Het Stockholmsyndroom
Eenvoudig gezegd is het Stockholmsyndroom de situatie waarbij een slachtoffer sympathie voelt voor degene waardoor hij/zij wordt misbruikt. Hoewel de naam dateert uit de jaren 70 is het verschijnsel op zich al veel langer bekend.De naam
De naam Stockholmsyndroom is ontstaan als gevolg van een gijzeling in de Kreditbanken in Stockholm van 23 tot 28 augustus 1973. De gijzelaars ontwikkelden een band met hun gijzelnemers en lieten zich ook na hun bevrijding positief uit over hen. Twee van de gevangen genomen vrouwen verloofden zich zelfs met hun gijzelnemers. De psycholoog Nils Bejerot, die de politie bijstond, was degene die met de naam op de proppen kwam."Emotional" of "traumatic bonding"
Hoewel de naam op dat moment nieuw was, was het verschijnsel al veel langer bekend bij psychologen en andere hulpverleners, vaak onder de titel 'emotional' of 'traumatic bonding'. In veel situaties voelen slachtoffers sympathie voor degenen die hen misbruiken. Het is een overlevingsmechanisme voor slachtoffers van misbruik en intimidatie. Er zijn verschillende categorieën waarbij het Stockholm-syndroom een rol kan spelen. Bij alle categorieën is er sprake van ongelijke situatie, waarbij één partij duidelijk de macht heeft:- Misbruikte kinderen
- Mishandelde vrouwen
- Slachtoffers van incest
- Gevangenen in concentratiekampen
- Sekteleden
- Mensen in relaties waarin ze geintimideerd worden
Symptomen van het Stockholmsyndroom
Er zijn een aantal symptomen die voor kunnen komen bij mensen die last hebben van het Stockholmsyndroom. De slachtoffers hebben positieve gevoelens ten opzichte van degene die ze misbruikt en staan vaak negatief tegenover degenen die hen willen helpen. Vooral bij vrouwen die in een relatie zitten waarin ze mishandeld worden is dit een opvallend verschijnsel.
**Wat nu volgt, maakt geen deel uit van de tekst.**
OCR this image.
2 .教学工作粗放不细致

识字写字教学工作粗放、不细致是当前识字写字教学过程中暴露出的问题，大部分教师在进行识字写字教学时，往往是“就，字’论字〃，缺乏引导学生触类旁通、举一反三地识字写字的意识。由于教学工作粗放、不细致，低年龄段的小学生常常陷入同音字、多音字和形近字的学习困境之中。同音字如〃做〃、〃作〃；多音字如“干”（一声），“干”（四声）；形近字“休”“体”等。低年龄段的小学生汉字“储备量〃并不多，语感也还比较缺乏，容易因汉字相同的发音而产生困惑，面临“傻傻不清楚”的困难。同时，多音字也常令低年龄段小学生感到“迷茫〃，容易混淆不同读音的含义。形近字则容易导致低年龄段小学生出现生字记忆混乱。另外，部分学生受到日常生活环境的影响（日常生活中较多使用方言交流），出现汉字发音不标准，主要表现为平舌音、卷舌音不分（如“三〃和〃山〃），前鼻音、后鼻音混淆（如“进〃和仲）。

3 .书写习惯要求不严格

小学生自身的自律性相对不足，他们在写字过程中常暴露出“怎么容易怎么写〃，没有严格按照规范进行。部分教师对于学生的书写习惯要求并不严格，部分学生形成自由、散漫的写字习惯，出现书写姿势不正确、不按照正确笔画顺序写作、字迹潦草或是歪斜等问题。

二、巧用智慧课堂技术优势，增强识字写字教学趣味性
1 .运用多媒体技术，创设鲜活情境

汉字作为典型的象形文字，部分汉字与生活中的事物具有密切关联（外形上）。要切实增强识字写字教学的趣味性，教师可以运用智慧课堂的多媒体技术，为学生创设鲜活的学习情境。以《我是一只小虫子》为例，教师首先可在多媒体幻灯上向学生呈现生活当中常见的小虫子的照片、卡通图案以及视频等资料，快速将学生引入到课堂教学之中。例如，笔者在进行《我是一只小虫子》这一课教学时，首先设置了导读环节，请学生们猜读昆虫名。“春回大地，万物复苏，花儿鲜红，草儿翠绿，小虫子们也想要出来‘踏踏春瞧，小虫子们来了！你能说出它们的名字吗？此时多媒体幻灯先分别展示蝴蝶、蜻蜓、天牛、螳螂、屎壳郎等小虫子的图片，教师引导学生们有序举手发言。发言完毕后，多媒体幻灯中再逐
Ze doen vaak geen aangifte bij de politie of trekken die weer in en nemen hun partner in bescherming. Dit laatste is ook een typisch verschijnsel bij het Stockholmsyndroom, dat de dader in bescherming wordt genomen en verdedigd tegenover de buitenwereld en soms zelfs letterlijk geholpen. De dader staat meestal ook niet geheel negatief tegenover zijn slachtoffer en heeft er een band mee. En wanneer het slachtoffer de mogelijkheid heeft om aan de situatie te ontkomen zal hij/zij daar vaak niet aan meewerken en in de situatie blijven hangen.Condities
Er zijn een aantal condities waaraan voldaan moet worden voordat het Stockholmsyndroom ook werkelijk optreedt. Op de eerste plaats is er vaak sprake van dreiging, of die dreiging nou echt is of niet, het slachtoffer is bang dat de dader de bedreiging daadwerkelijk zal uitvoeren. Het slachtoffer voelt zich, terecht of onterecht, geïntimideerd. Daarnaast zal de dader ook op allerlei kleine manieren aardig zijn tegen zijn/haar slachtoffer, waardoor het slachtoffer het gevoel heeft dat het allemaal wel meevalt. Belangrijk is dat de slachtoffers vaak geïsoleerd worden van hun omgeving, waardoor ze alleen nog in contact komen met degene die hen misbruikt en daardoor niet meer open staan voor andere meningen en denkwijzen. Vaak hebben de slachtoffers ook het idee dat ze niet kunnen ontsnappen.Vrijwel iedereen die in een dergelijke situatie terecht komt kan last krijgen van het Stockholmsyndroom. Het is een normaal menselijk middel om te kunnen overleven in een zeer moeilijke situatie. Vaak zijn er ook verschillende fases in de relatie tussen slachtoffer en misbruiker: de spanning bouwt zich op, vervolgens is er de afstraffing en hierna volgen de 'wittebroodsweken'. Juist de afwisseling tussen een goede en een slechte behandeling zorgen ervoor dat het slachtoffer sympathie blijft voelen voor degene die hem/haar misbruikt.